Not only do the chemicals used to coat thermal receipt paper cause environmental issues, but they are also linked to potential health risks. The BPA and BPS coating which is regarded as a reproductive toxicant can be absorbed easily through the skin. While this is generally harmless for retail workers handling many receipts per day, research has shown that exposure to BPA can disrupt the functioning of the endocrine system and has been linked to causing reproductive, immunity, and neurological problems, as well as an increased likelihood of Alzheimer’s disease, childhood asthma, metabolic disease, type 2 diabetes, and cardiovascular disease.

The first receipts were recorded in 7500 BC

Originating in the year 7500 BC, receipts of transactions became a necessity for the completion of a trade, when they were initially used for the exchange of livestock, grain and beer. At this time receipts were made from balls of clay and the practice of keeping record receipts for tax purposes is said to have begun at this time in Ancient Egypt. The thermal paper we use for receipts today was not created until the mid-1960s. Mass production from the printing press created the ability to produce documents containing unique pieces of text which were quickly adopted by London banks as they were able to print their own branded versions of receipts. Until they were rolled out for widespread use like today, customers would predominantly expect a receipt as proof of ownership when collecting gold from their vault.
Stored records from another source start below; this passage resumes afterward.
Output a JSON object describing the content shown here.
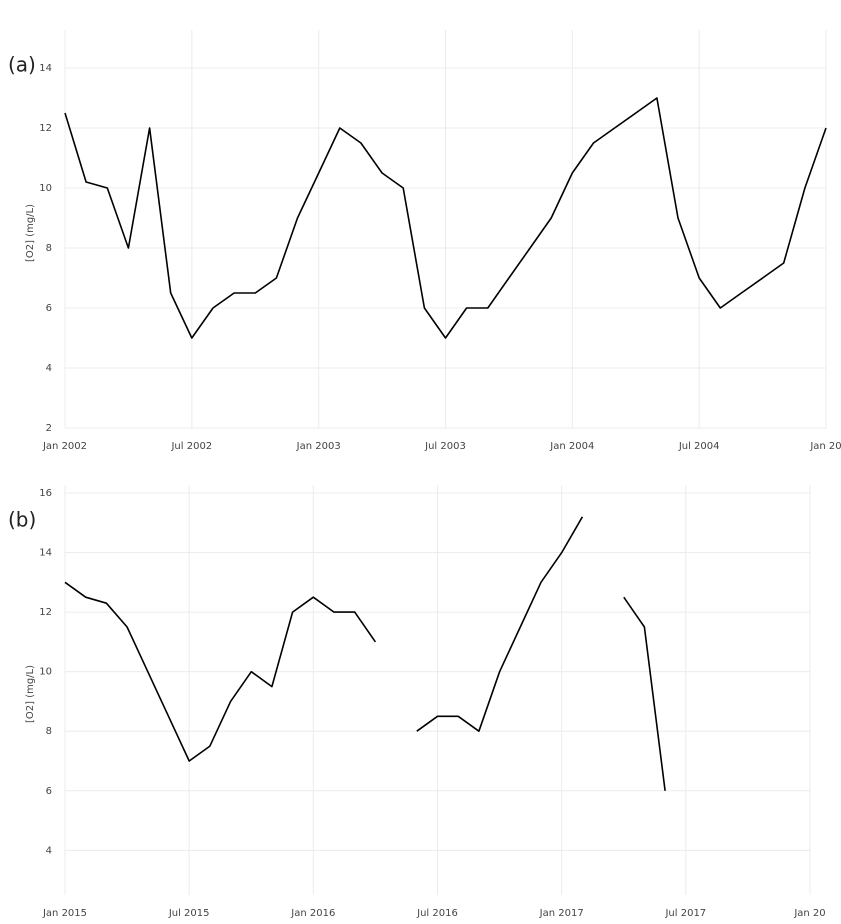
{
  "chart_data": [
    {
      "type": "line",
      "panel_label": "(a)",
      "y_label": "[O2] (mg/L)",
      "color": "#000000",
      "grid": true,
      "x": [
        "2002-01",
        "2002-02",
        "2002-03",
        "2002-04",
        "2002-05",
        "2002-06",
        "2002-07",
        "2002-08",
        "2002-09",
        "2002-10",
        "2002-11",
        "2002-12",
        "2003-01",
        "2003-02",
        "2003-03",
        "2003-04",
        "2003-05",
        "2003-06",
        "2003-07",
        "2003-08",
        "2003-09",
        "2003-10",
        "2003-11",
        "2003-12",
        "2004-01",
        "2004-02",
        "2004-03",
        "2004-04",
        "2004-05",
        "2004-06",
        "2004-07",
        "2004-08",
        "2004-09",
        "2004-10",
        "2004-11",
        "2004-12",
        "2005-01"
      ],
      "values": [
        12.5,
        10.2,
        10.0,
        8.0,
        12.0,
        6.5,
        5.0,
        6.0,
        6.5,
        6.5,
        7.0,
        9.0,
        10.5,
        12.0,
        11.5,
        10.5,
        10.0,
        6.0,
        5.0,
        6.0,
        6.0,
        7.0,
        8.0,
        9.0,
        10.5,
        11.5,
        12.0,
        12.5,
        13.0,
        9.0,
        7.0,
        6.0,
        6.5,
        7.0,
        7.5,
        10.0,
        12.0
      ],
      "xlim": [
        "2002-01",
        "2005-01"
      ],
      "xticks": [
        {
          "value": "2002-01",
          "label": "Jan 2002"
        },
        {
          "value": "2002-07",
          "label": "Jul 2002"
        },
        {
          "value": "2003-01",
          "label": "Jan 2003"
        },
        {
          "value": "2003-07",
          "label": "Jul 2003"
        },
        {
          "value": "2004-01",
          "label": "Jan 2004"
        },
        {
          "value": "2004-07",
          "label": "Jul 2004"
        },
        {
          "value": "2005-01",
          "label": "Jan 20"
        }
      ],
      "ylim": [
        2,
        15
      ],
      "yticks": [
        2,
        4,
        6,
        8,
        10,
        12,
        14
      ]
    },
    {
      "type": "line",
      "panel_label": "(b)",
      "y_label": "[O2] (mg/L)",
      "color": "#000000",
      "grid": true,
      "x": [
        "2015-01",
        "2015-02",
        "2015-03",
        "2015-04",
        "2015-05",
        "2015-06",
        "2015-07",
        "2015-08",
        "2015-09",
        "2015-10",
        "2015-11",
        "2015-12",
        "2016-01",
        "2016-02",
        "2016-03",
        "2016-04",
        "2016-05",
        "2016-06",
        "2016-07",
        "2016-08",
        "2016-09",
        "2016-10",
        "2016-11",
        "2016-12",
        "2017-01",
        "2017-02",
        "2017-03",
        "2017-04",
        "2017-05",
        "2017-06"
      ],
      "values": [
        13.0,
        12.5,
        12.3,
        11.5,
        10.0,
        8.5,
        7.0,
        7.5,
        9.0,
        10.0,
        9.5,
        12.0,
        12.5,
        12.0,
        12.0,
        11.0,
        null,
        8.0,
        8.5,
        8.5,
        8.0,
        10.0,
        11.5,
        13.0,
        14.0,
        15.2,
        null,
        12.5,
        11.5,
        6.0
      ],
      "xlim": [
        "2015-01",
        "2018-01"
      ],
      "xticks": [
        {
          "value": "2015-01",
          "label": "Jan 2015"
        },
        {
          "value": "2015-07",
          "label": "Jul 2015"
        },
        {
          "value": "2016-01",
          "label": "Jan 2016"
        },
        {
          "value": "2016-07",
          "label": "Jul 2016"
        },
        {
          "value": "2017-01",
          "label": "Jan 2017"
        },
        {
          "value": "2017-07",
          "label": "Jul 2017"
        },
        {
          "value": "2018-01",
          "label": "Jan 20"
        }
      ],
      "ylim": [
        2.5,
        16
      ],
      "yticks": [
        4,
        6,
        8,
        10,
        12,
        14,
        16
      ]
    }
  ]
}
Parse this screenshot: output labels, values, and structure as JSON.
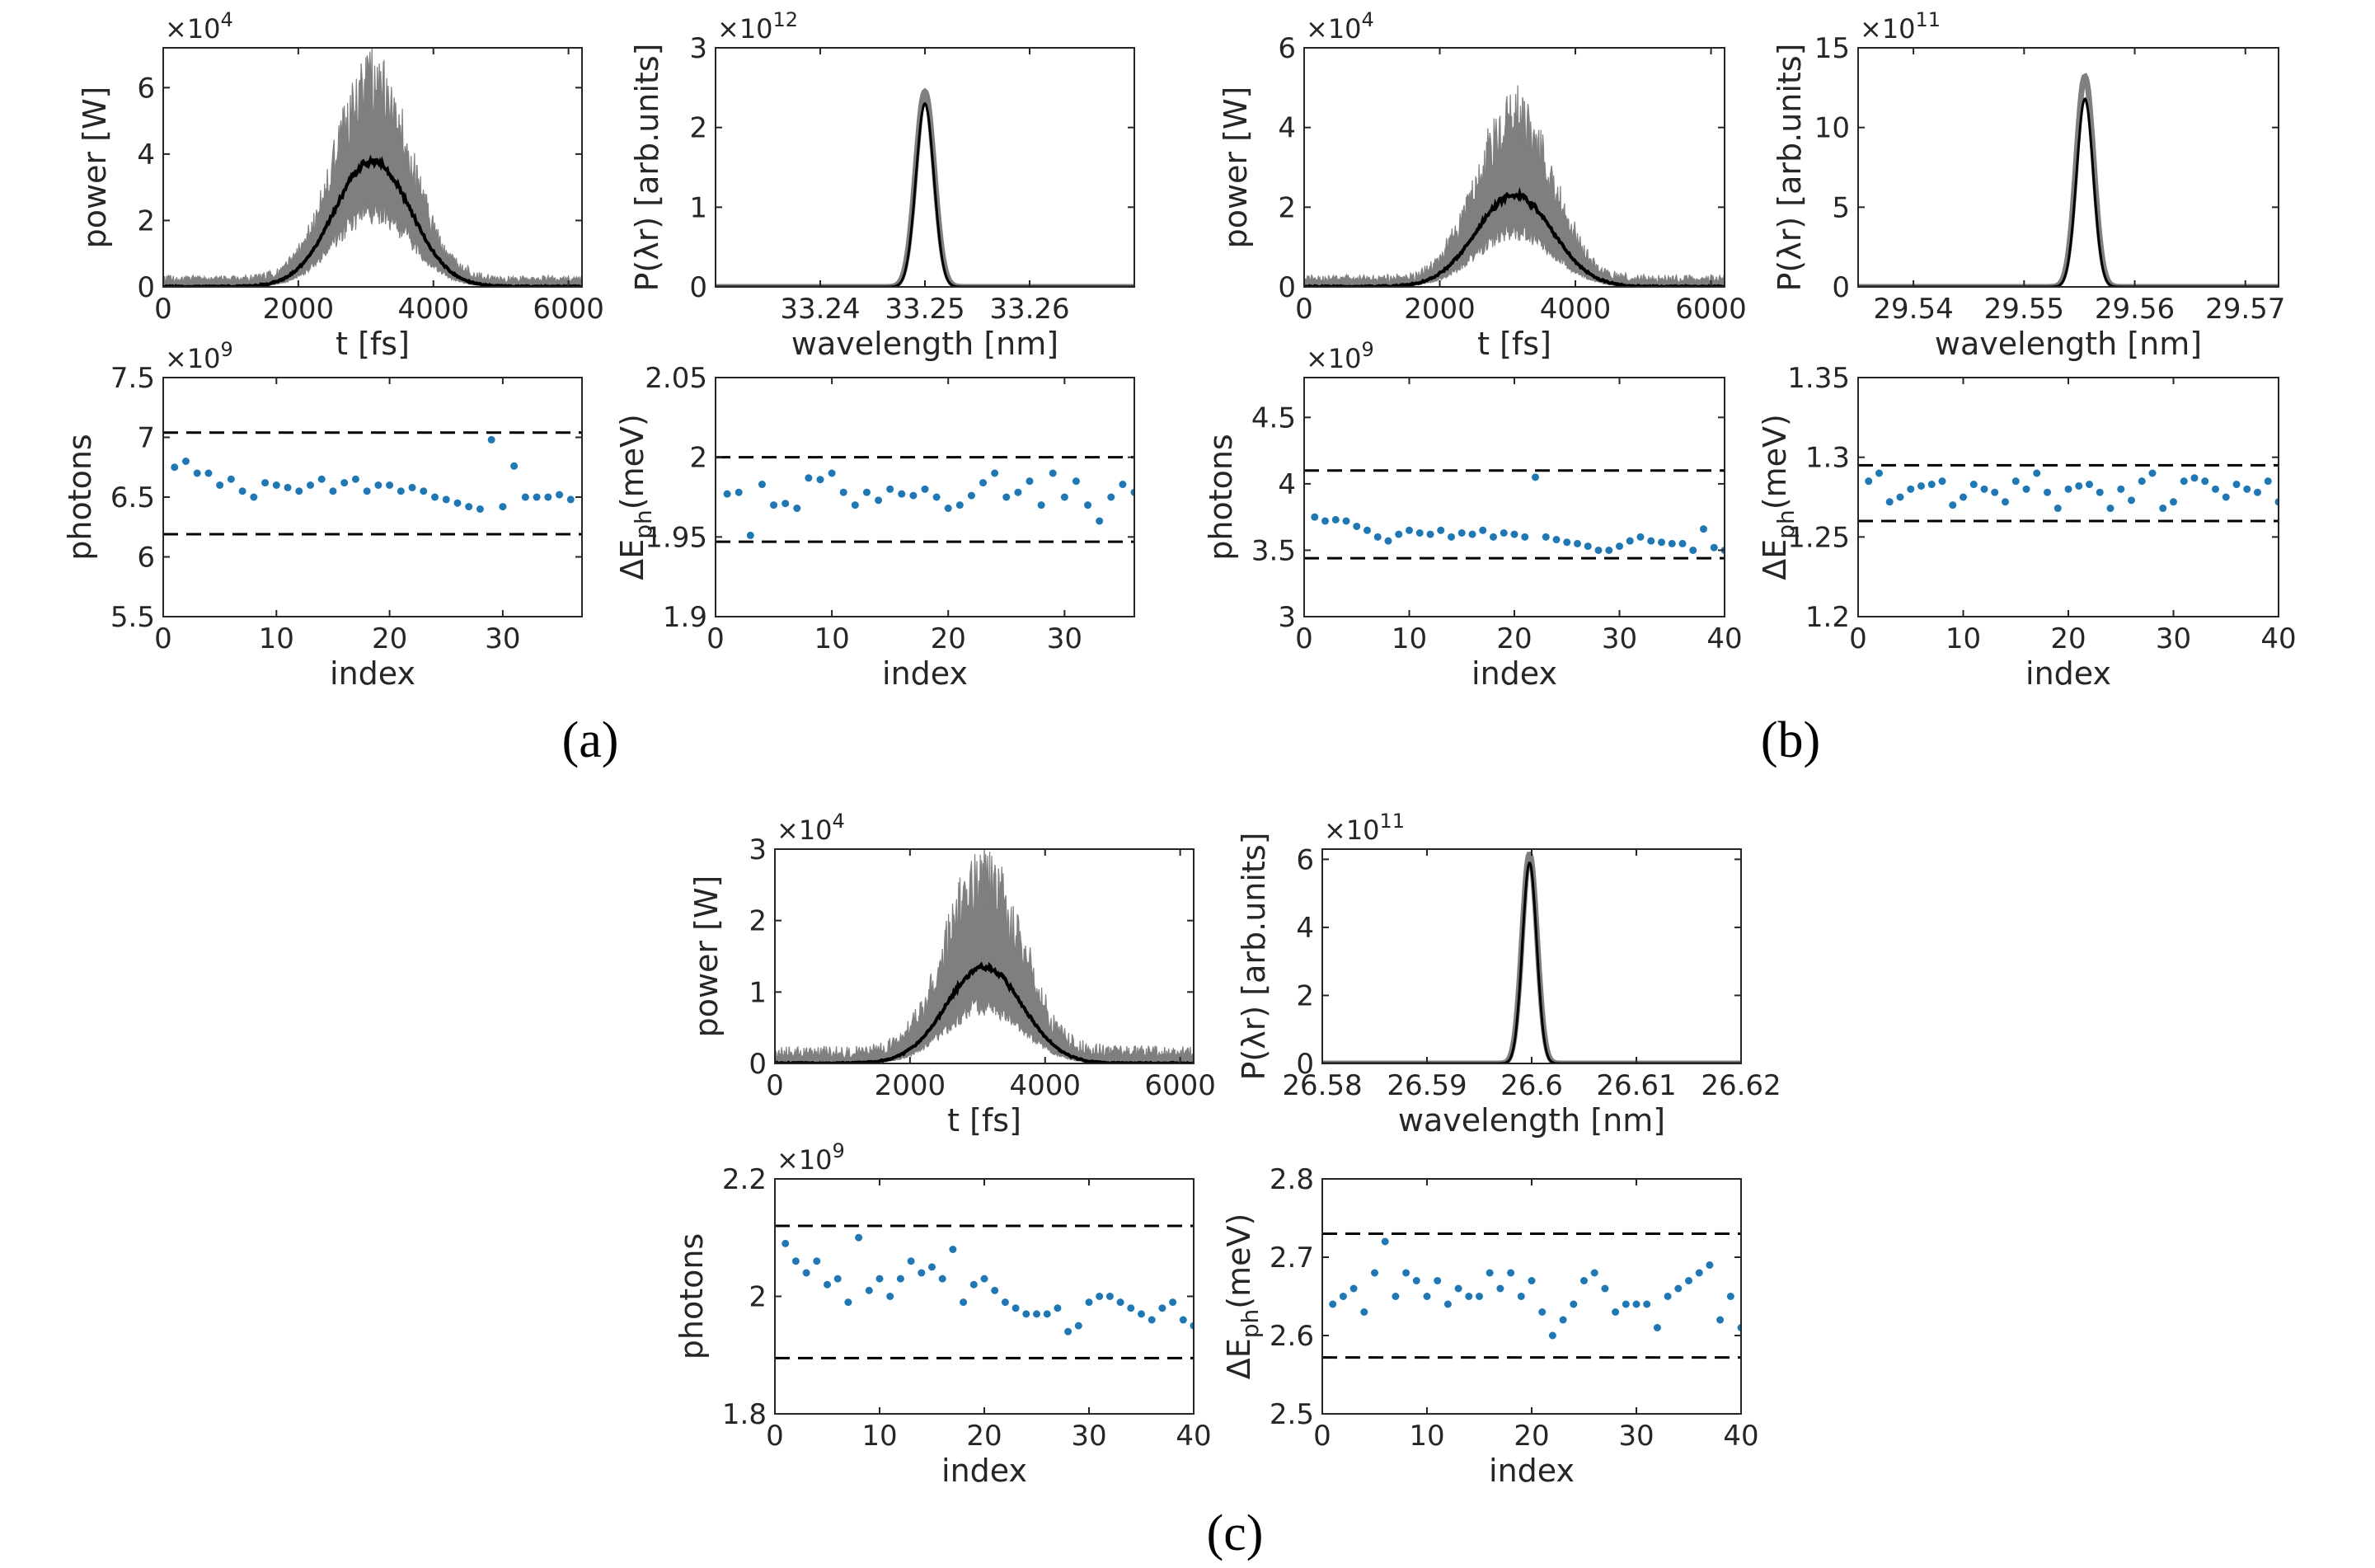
{
  "panel_labels": [
    "(a)",
    "(b)",
    "(c)"
  ],
  "colors": {
    "shot_band": "#7f7f7f",
    "mean_line": "#000000",
    "points": "#1f77b4",
    "threshold": "#000000",
    "axes": "#262626"
  },
  "chart_data": [
    {
      "id": "a-power",
      "type": "area",
      "xlabel": "t [fs]",
      "ylabel": "power [W]",
      "y_multiplier": "×10^4",
      "xlim": [
        0,
        6200
      ],
      "ylim": [
        0,
        7.2
      ],
      "xticks": [
        0,
        2000,
        4000,
        6000
      ],
      "yticks": [
        0,
        2,
        4,
        6
      ],
      "series": [
        {
          "kind": "mean",
          "center": 3100,
          "sigma": 560,
          "peak": 3.8
        }
      ],
      "band": {
        "baseline": 0.2,
        "peak": 7.0,
        "noise_floor": 0.35
      }
    },
    {
      "id": "a-spectrum",
      "type": "line",
      "xlabel": "wavelength [nm]",
      "ylabel": "P(λr) [arb.units]",
      "y_multiplier": "×10^12",
      "xlim": [
        33.23,
        33.27
      ],
      "ylim": [
        0,
        3
      ],
      "xticks": [
        33.24,
        33.25,
        33.26
      ],
      "yticks": [
        0,
        1,
        2,
        3
      ],
      "series": [
        {
          "kind": "mean",
          "center": 33.25,
          "sigma": 0.00085,
          "peak": 2.3
        }
      ],
      "band_peak": 2.45
    },
    {
      "id": "a-photons",
      "type": "scatter",
      "xlabel": "index",
      "ylabel": "photons",
      "y_multiplier": "×10^9",
      "xlim": [
        0,
        37
      ],
      "ylim": [
        5.5,
        7.5
      ],
      "xticks": [
        0,
        10,
        20,
        30
      ],
      "yticks": [
        5.5,
        6,
        6.5,
        7,
        7.5
      ],
      "thresholds": [
        6.19,
        7.04
      ],
      "values": [
        6.75,
        6.8,
        6.7,
        6.7,
        6.6,
        6.65,
        6.55,
        6.5,
        6.62,
        6.6,
        6.58,
        6.55,
        6.6,
        6.65,
        6.55,
        6.62,
        6.65,
        6.55,
        6.6,
        6.6,
        6.55,
        6.58,
        6.55,
        6.5,
        6.48,
        6.45,
        6.42,
        6.4,
        6.98,
        6.42,
        6.76,
        6.5,
        6.5,
        6.5,
        6.52,
        6.48
      ]
    },
    {
      "id": "a-energy",
      "type": "scatter",
      "xlabel": "index",
      "ylabel": "ΔE_ph(meV)",
      "y_multiplier": "",
      "xlim": [
        0,
        36
      ],
      "ylim": [
        1.9,
        2.05
      ],
      "xticks": [
        0,
        10,
        20,
        30
      ],
      "yticks": [
        1.9,
        1.95,
        2,
        2.05
      ],
      "thresholds": [
        1.947,
        2.0
      ],
      "values": [
        1.977,
        1.978,
        1.951,
        1.983,
        1.97,
        1.971,
        1.968,
        1.987,
        1.986,
        1.99,
        1.978,
        1.97,
        1.978,
        1.973,
        1.98,
        1.977,
        1.976,
        1.98,
        1.975,
        1.968,
        1.97,
        1.976,
        1.984,
        1.99,
        1.975,
        1.978,
        1.985,
        1.97,
        1.99,
        1.975,
        1.985,
        1.97,
        1.96,
        1.975,
        1.983,
        1.978,
        1.962
      ]
    },
    {
      "id": "b-power",
      "type": "area",
      "xlabel": "t [fs]",
      "ylabel": "power [W]",
      "y_multiplier": "×10^4",
      "xlim": [
        0,
        6200
      ],
      "ylim": [
        0,
        6
      ],
      "xticks": [
        0,
        2000,
        4000,
        6000
      ],
      "yticks": [
        0,
        2,
        4,
        6
      ],
      "series": [
        {
          "kind": "mean",
          "center": 3100,
          "sigma": 560,
          "peak": 2.3
        }
      ],
      "band": {
        "baseline": 0.15,
        "peak": 4.8,
        "noise_floor": 0.3
      }
    },
    {
      "id": "b-spectrum",
      "type": "line",
      "xlabel": "wavelength [nm]",
      "ylabel": "P(λr) [arb.units]",
      "y_multiplier": "×10^11",
      "xlim": [
        29.535,
        29.573
      ],
      "ylim": [
        0,
        15
      ],
      "xticks": [
        29.54,
        29.55,
        29.56,
        29.57
      ],
      "yticks": [
        0,
        5,
        10,
        15
      ],
      "series": [
        {
          "kind": "mean",
          "center": 29.5555,
          "sigma": 0.00075,
          "peak": 11.8
        }
      ],
      "band_peak": 13.2
    },
    {
      "id": "b-photons",
      "type": "scatter",
      "xlabel": "index",
      "ylabel": "photons",
      "y_multiplier": "×10^9",
      "xlim": [
        0,
        40
      ],
      "ylim": [
        3,
        4.8
      ],
      "xticks": [
        0,
        10,
        20,
        30,
        40
      ],
      "yticks": [
        3,
        3.5,
        4,
        4.5
      ],
      "thresholds": [
        3.44,
        4.1
      ],
      "values": [
        3.75,
        3.72,
        3.73,
        3.72,
        3.68,
        3.65,
        3.6,
        3.57,
        3.62,
        3.65,
        3.63,
        3.62,
        3.65,
        3.6,
        3.63,
        3.62,
        3.65,
        3.6,
        3.63,
        3.62,
        3.6,
        4.05,
        3.6,
        3.58,
        3.56,
        3.55,
        3.53,
        3.5,
        3.5,
        3.53,
        3.57,
        3.6,
        3.57,
        3.56,
        3.55,
        3.55,
        3.5,
        3.66,
        3.52,
        3.5
      ]
    },
    {
      "id": "b-energy",
      "type": "scatter",
      "xlabel": "index",
      "ylabel": "ΔE_ph(meV)",
      "y_multiplier": "",
      "xlim": [
        0,
        40
      ],
      "ylim": [
        1.2,
        1.35
      ],
      "xticks": [
        0,
        10,
        20,
        30,
        40
      ],
      "yticks": [
        1.2,
        1.25,
        1.3,
        1.35
      ],
      "thresholds": [
        1.26,
        1.295
      ],
      "values": [
        1.285,
        1.29,
        1.272,
        1.275,
        1.28,
        1.282,
        1.283,
        1.285,
        1.27,
        1.275,
        1.283,
        1.28,
        1.278,
        1.272,
        1.285,
        1.28,
        1.29,
        1.278,
        1.268,
        1.28,
        1.282,
        1.283,
        1.278,
        1.268,
        1.28,
        1.273,
        1.285,
        1.29,
        1.268,
        1.272,
        1.285,
        1.287,
        1.285,
        1.28,
        1.275,
        1.283,
        1.28,
        1.278,
        1.285,
        1.272
      ]
    },
    {
      "id": "c-power",
      "type": "area",
      "xlabel": "t [fs]",
      "ylabel": "power [W]",
      "y_multiplier": "×10^4",
      "xlim": [
        0,
        6200
      ],
      "ylim": [
        0,
        3
      ],
      "xticks": [
        0,
        2000,
        4000,
        6000
      ],
      "yticks": [
        0,
        1,
        2,
        3
      ],
      "series": [
        {
          "kind": "mean",
          "center": 3100,
          "sigma": 560,
          "peak": 1.35
        }
      ],
      "band": {
        "baseline": 0.1,
        "peak": 2.95,
        "noise_floor": 0.25
      }
    },
    {
      "id": "c-spectrum",
      "type": "line",
      "xlabel": "wavelength [nm]",
      "ylabel": "P(λr) [arb.units]",
      "y_multiplier": "×10^11",
      "xlim": [
        26.58,
        26.62
      ],
      "ylim": [
        0,
        6.3
      ],
      "xticks": [
        26.58,
        26.59,
        26.6,
        26.61,
        26.62
      ],
      "yticks": [
        0,
        2,
        4,
        6
      ],
      "series": [
        {
          "kind": "mean",
          "center": 26.5998,
          "sigma": 0.00068,
          "peak": 5.9
        }
      ],
      "band_peak": 6.15
    },
    {
      "id": "c-photons",
      "type": "scatter",
      "xlabel": "index",
      "ylabel": "photons",
      "y_multiplier": "×10^9",
      "xlim": [
        0,
        40
      ],
      "ylim": [
        1.8,
        2.2
      ],
      "xticks": [
        0,
        10,
        20,
        30,
        40
      ],
      "yticks": [
        1.8,
        2,
        2.2
      ],
      "thresholds": [
        1.895,
        2.12
      ],
      "values": [
        2.09,
        2.06,
        2.04,
        2.06,
        2.02,
        2.03,
        1.99,
        2.1,
        2.01,
        2.03,
        2.0,
        2.03,
        2.06,
        2.04,
        2.05,
        2.03,
        2.08,
        1.99,
        2.02,
        2.03,
        2.01,
        1.99,
        1.98,
        1.97,
        1.97,
        1.97,
        1.98,
        1.94,
        1.95,
        1.99,
        2.0,
        2.0,
        1.99,
        1.98,
        1.97,
        1.96,
        1.98,
        1.99,
        1.96,
        1.95
      ]
    },
    {
      "id": "c-energy",
      "type": "scatter",
      "xlabel": "index",
      "ylabel": "ΔE_ph(meV)",
      "y_multiplier": "",
      "xlim": [
        0,
        40
      ],
      "ylim": [
        2.5,
        2.8
      ],
      "xticks": [
        0,
        10,
        20,
        30,
        40
      ],
      "yticks": [
        2.5,
        2.6,
        2.7,
        2.8
      ],
      "thresholds": [
        2.572,
        2.73
      ],
      "values": [
        2.64,
        2.65,
        2.66,
        2.63,
        2.68,
        2.72,
        2.65,
        2.68,
        2.67,
        2.65,
        2.67,
        2.64,
        2.66,
        2.65,
        2.65,
        2.68,
        2.66,
        2.68,
        2.65,
        2.67,
        2.63,
        2.6,
        2.62,
        2.64,
        2.67,
        2.68,
        2.66,
        2.63,
        2.64,
        2.64,
        2.64,
        2.61,
        2.65,
        2.66,
        2.67,
        2.68,
        2.69,
        2.62,
        2.65,
        2.61
      ]
    }
  ]
}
The UK prints 11.2 billion receipts per year

Whilst many businesses are striving to become carbon neutral, going paperless has become an important part of their mission. With UK grocery stores printing around 26,000 miles worth of paper receipts each week, the UK as a whole prints over 11.2 billion receipts per year. Printing this amount of receipts equates to using over 250 million gallons of oil, ten million trees, and one billion gallons of water each year. As the majority of receipts are made from non-recyclable materials this makes all resources wasted with the receipts having to go into general waste. Around the world, lawmakers are cracking down on the mass production of paper receipts such as in France where paper receipts will no longer be automatically issued from January 2023 unless expressly requested by the customer.

Tash Grossman, Co-founder and CEO of Slip shared her insight: “Although we may not think about the adverse effects of receipts on not only the environment but also our own health, it is down to retailers to be able to provide consumers with the most conscious option as some automated systems will still print a receipt even if a consumer declines one, creating unnecessary waste. Slip’s QR code scanning technology allows customers to receive digital receipts without creating a longer checkout experience. Up to now, this has been a factor that has been detrimental to the growth of the e-receipt landscape as many customers are required to spend an extended period of time at the till to hand out their personal details.”